> DeRobertis: Well, I guess you'll have to come up with a new password now.
Adrian: It was only a randomly generated one anyway.
> DeRobertis: But _proving_ mathematicians wrong is so much fun!
Adrian: Unless you happen to be the mathematician. :)
Adrian: After reading up on RSA and other cryptography methods even more (I
must have read over 1000 pages on cryptography so far and still don't fully
understand it.) I'm beginning to get the impression that we cannot securely
encrypt passwords while having the source code freely available.
Adrian: I say this because 1) We need to use numbers larger than HC can
deal with (100 digits or more) and 2) we need to add a few random numbers to
the start or the end of the encrypted password so that encrypting the same
text doesn't give the same answer unless you know how many digits to ignore
(which everyone would because the source code is public). Hence we need a
new way to determine if a vote should be counted.
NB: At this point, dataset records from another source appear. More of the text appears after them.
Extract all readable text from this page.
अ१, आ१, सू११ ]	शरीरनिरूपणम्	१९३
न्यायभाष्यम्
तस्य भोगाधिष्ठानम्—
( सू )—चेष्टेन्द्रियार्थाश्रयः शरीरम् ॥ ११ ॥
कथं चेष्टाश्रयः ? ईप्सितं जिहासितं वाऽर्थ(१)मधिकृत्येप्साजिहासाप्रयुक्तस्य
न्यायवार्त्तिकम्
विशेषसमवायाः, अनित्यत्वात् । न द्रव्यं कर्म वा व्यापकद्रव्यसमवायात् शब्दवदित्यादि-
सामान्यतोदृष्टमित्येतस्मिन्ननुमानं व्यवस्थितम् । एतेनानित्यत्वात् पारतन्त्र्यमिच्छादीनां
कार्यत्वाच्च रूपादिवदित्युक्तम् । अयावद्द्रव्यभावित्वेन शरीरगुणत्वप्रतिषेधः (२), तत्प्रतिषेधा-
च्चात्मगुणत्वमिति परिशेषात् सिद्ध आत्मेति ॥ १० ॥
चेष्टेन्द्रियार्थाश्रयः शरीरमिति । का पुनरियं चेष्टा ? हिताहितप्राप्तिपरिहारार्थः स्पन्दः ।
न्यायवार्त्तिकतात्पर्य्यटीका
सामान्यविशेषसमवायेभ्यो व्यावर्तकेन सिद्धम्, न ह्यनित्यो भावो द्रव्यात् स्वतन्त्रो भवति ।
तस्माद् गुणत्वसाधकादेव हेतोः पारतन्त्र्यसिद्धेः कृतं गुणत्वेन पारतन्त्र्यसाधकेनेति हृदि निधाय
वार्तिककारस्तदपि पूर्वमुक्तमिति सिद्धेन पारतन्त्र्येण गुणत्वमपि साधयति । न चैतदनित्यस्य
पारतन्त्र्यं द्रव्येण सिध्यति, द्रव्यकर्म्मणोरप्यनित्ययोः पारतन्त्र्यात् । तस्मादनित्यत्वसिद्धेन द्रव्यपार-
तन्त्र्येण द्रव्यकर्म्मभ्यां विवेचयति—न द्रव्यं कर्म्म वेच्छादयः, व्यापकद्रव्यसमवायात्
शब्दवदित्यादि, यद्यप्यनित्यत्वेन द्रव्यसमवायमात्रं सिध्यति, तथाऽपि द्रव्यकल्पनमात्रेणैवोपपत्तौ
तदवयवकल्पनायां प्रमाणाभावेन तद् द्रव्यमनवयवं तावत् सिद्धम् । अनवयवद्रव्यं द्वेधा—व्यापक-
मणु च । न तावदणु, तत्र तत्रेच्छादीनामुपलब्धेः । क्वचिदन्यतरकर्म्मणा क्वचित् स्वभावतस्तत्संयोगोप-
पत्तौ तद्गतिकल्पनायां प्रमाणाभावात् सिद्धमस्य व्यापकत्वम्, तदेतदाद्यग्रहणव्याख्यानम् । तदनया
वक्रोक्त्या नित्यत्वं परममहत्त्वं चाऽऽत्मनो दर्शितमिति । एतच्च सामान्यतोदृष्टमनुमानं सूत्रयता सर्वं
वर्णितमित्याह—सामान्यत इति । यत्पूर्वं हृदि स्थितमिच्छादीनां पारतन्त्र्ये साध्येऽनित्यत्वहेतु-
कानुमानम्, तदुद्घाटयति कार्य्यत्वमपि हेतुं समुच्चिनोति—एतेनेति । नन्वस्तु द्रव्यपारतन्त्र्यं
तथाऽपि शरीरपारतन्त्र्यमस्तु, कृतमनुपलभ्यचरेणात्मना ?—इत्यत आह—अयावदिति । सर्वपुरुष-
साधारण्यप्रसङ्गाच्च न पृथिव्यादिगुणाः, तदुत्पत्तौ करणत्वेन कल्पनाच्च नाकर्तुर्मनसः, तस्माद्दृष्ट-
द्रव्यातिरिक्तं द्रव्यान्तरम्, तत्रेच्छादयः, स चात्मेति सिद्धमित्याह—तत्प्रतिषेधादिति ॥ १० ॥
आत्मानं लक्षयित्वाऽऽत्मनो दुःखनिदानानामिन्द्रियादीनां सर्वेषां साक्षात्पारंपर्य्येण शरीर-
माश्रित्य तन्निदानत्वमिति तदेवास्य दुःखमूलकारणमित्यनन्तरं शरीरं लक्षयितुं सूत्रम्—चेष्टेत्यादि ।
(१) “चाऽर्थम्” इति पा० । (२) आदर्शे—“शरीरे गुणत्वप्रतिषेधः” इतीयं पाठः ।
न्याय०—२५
Adrian: I would tend to look towards some kind of email verification that
is sent to the member who supposedly voted alerting them that they have
voted (if it wasn't them we can do something about it), but we also need
some kind of identification scheme before this message is sent. Otherwise
we could be swamped with emails when we haven't voted and have to keep going
back and changing things. Perhaps a password system like we have now, but
somehow preventing access to the password file to be downloaded or viewed.
> The source code can be gotten at <http://www.erols.com/derobert/break.sit.bin>
>
> If you want to use new numbers, you'll have to edit tab.pl. You'll then
> have to run "perl tab.pl > tab.cp"
Adrian: I've got it and I will try some other numbers, for now though I just
get the message "MPW does not recognise the command perl" or something to
that effect. I'd guess this means I need to find perl add-ons for MPW or
adjust a global variable in MPW somewhere.